Mas o que eu realmente quero ver é a ação de nossos governos. Alguns estados têm requisitos de rotulagem ou proibições futuras de PFAS em roupas, mas o governo federal não regulamenta quais produtos químicos podem ser colocados em roupas e vendidos a consumidores adultos. Precisamos de uma revisão total de como gerenciamos produtos químicos em produtos de consumo neste país.
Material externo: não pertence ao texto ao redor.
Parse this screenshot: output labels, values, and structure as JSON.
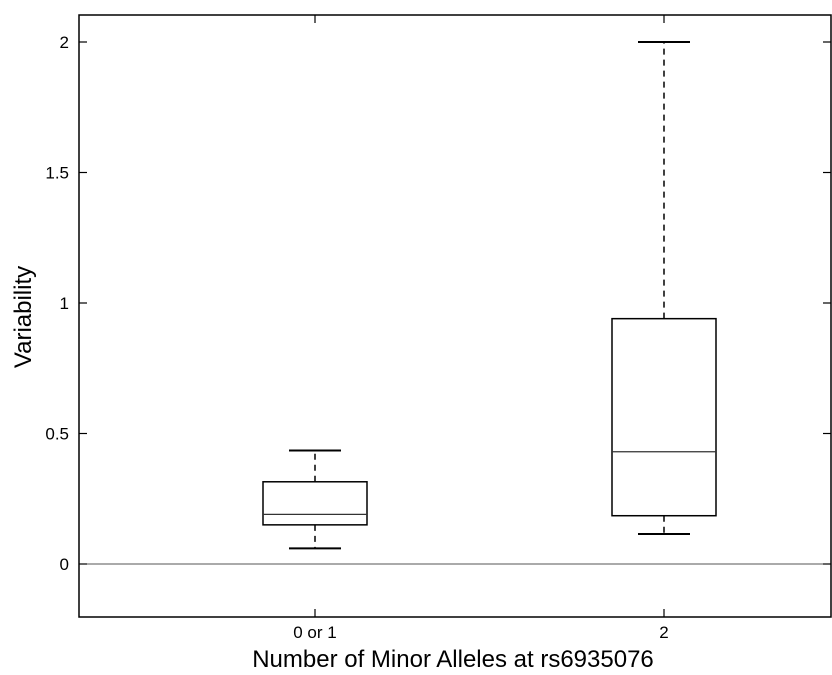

Eu gostaria de ver o governo federal alcançar o bom trabalho que está sendo feito pela União Europeia – e ir além. Ele deve implementar impostos e tarifas sobre produtos químicos não testados para financiar pesquisas desesperadamente necessárias, exigir que as empresas químicas registrem todos os produtos químicos em uso e compartilhem qualquer pesquisa associada, banir certas classes de produtos químicos para uso na moda e expandir a capacidade da Comissão de Segurança de Produtos de Consumo de testar e retirar moda tóxica.
Estas podem parecer grandes perguntas. Então, talvez possamos começar simples. Vamos exigir que a moda venha com uma lista de ingredientes – uma lista de ingredientes verdadeiramente completa. Porque se os consumidores realmente soubessem o que há em suas roupas, bem, eles poderiam não querer usá-las.
Tradução livre, parcial, de Luiz Jacques Saldanha, julho de 2023.